The government sought to eradicate the selective abortion of female children, but with abortions legal and readily available, those operating illegal sonograms enjoyed a thriving business.
This was the biggest factor in China’s skewed sex ratio, with millions of boys born for every 100 girls, raising the possibility of social instability among China’s army of bachelors. Friday’s report put the gender imbalance at 104.34 men for every 100 women, although independent groups believe the imbalance is significantly higher.
Even more troubling to the government was the drastic decline in the birth rate, with China’s total population falling for the first time in decades in 2023, and China narrowly overtaking India as the world’s most populous nation in the same year. The rapid aging of the population, the reduction of the labor force, the lack of consumer markets and migration abroad are putting the system under serious pressure.
While spending on the military and flashy infrastructure projects continues to rise, China’s already weak social security system is faltering, with increasing numbers of Chinese refusing to pay into an underfunded pension system.
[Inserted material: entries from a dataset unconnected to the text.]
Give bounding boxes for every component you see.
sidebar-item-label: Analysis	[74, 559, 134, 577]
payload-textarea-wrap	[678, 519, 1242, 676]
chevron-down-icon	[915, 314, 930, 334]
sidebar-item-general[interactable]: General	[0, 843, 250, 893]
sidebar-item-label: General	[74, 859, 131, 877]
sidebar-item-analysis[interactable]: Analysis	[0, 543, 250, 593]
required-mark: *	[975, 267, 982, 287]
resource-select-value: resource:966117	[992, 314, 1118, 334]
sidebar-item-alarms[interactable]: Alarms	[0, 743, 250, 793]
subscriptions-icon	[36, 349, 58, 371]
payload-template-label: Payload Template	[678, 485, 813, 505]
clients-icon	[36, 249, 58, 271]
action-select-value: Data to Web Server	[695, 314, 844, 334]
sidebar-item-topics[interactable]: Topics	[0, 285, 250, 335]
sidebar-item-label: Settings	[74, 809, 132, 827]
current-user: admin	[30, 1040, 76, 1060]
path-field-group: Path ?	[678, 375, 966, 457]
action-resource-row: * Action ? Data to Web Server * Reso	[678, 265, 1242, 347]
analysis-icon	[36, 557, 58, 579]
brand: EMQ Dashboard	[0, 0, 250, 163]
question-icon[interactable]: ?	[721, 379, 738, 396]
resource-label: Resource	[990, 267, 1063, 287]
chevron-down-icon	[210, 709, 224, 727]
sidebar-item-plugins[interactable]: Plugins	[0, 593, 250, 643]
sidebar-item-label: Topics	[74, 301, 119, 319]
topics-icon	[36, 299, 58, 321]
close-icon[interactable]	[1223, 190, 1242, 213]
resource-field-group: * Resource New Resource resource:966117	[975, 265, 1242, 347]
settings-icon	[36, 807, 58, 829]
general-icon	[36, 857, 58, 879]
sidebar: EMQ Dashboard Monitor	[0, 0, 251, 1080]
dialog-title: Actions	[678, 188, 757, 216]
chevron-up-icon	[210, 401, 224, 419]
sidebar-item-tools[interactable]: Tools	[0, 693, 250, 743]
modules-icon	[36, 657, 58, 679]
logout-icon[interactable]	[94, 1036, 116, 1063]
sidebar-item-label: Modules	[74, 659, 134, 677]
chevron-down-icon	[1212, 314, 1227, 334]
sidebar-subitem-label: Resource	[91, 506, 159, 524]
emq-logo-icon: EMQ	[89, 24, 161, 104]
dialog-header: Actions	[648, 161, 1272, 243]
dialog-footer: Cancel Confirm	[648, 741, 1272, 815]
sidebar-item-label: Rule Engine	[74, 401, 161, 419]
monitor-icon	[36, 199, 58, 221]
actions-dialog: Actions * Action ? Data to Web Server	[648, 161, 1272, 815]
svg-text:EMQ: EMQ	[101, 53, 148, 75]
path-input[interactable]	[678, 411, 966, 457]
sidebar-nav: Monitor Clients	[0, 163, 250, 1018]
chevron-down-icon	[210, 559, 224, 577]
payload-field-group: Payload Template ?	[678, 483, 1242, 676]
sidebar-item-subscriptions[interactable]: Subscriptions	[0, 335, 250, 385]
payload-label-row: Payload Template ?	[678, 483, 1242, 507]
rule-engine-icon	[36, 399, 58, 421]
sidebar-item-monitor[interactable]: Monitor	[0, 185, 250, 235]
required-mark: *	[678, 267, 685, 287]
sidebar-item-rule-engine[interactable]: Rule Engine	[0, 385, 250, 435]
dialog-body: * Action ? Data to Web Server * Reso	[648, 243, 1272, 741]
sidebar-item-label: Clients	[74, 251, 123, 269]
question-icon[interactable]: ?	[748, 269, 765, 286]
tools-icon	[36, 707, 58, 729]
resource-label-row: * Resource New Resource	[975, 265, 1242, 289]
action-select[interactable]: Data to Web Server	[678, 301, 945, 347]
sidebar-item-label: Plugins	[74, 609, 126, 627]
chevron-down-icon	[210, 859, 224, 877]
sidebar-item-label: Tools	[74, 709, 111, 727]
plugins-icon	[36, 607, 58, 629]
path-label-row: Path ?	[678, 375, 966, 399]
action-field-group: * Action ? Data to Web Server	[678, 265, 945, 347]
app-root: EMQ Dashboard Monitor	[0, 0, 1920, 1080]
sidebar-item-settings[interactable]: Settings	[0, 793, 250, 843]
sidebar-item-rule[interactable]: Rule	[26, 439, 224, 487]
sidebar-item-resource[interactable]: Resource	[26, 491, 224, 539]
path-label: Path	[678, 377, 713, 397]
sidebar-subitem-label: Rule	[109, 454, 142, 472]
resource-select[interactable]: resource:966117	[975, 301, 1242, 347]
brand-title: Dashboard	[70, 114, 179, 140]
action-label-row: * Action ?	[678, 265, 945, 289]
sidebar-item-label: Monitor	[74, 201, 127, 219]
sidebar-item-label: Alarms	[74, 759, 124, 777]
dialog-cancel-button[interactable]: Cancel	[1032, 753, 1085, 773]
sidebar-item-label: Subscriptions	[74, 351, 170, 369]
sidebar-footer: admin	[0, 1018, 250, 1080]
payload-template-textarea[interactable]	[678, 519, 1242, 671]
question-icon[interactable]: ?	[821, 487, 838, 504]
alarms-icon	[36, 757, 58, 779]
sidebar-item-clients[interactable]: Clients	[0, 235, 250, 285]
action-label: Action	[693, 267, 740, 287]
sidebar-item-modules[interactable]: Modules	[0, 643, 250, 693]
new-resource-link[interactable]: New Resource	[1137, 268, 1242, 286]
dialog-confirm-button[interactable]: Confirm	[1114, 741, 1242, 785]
Already, more than one fifth of the population is 60 or older, and the official figure is 310.3 million or 22% of the total population. By 2035, that number is predicted to exceed 30%, sparking debate over changes to the official retirement age, which is one of the lowest in the world. With fewer students, some empty schools and kindergartens are meanwhile being converted into care facilities for the elderly.
Such developments lend some credence to the aphorism that China, now the world’s second largest economy but facing major obstacles, will “get old before it gets rich.”
State incentives including cash payments for having up to three children and financial assistance for housing costs had only temporary effects.
Meanwhile, China continued its transition to an urban society, with 10 million more people moving to cities with an urbanization rate of 67%, up nearly a percentage point from the previous year.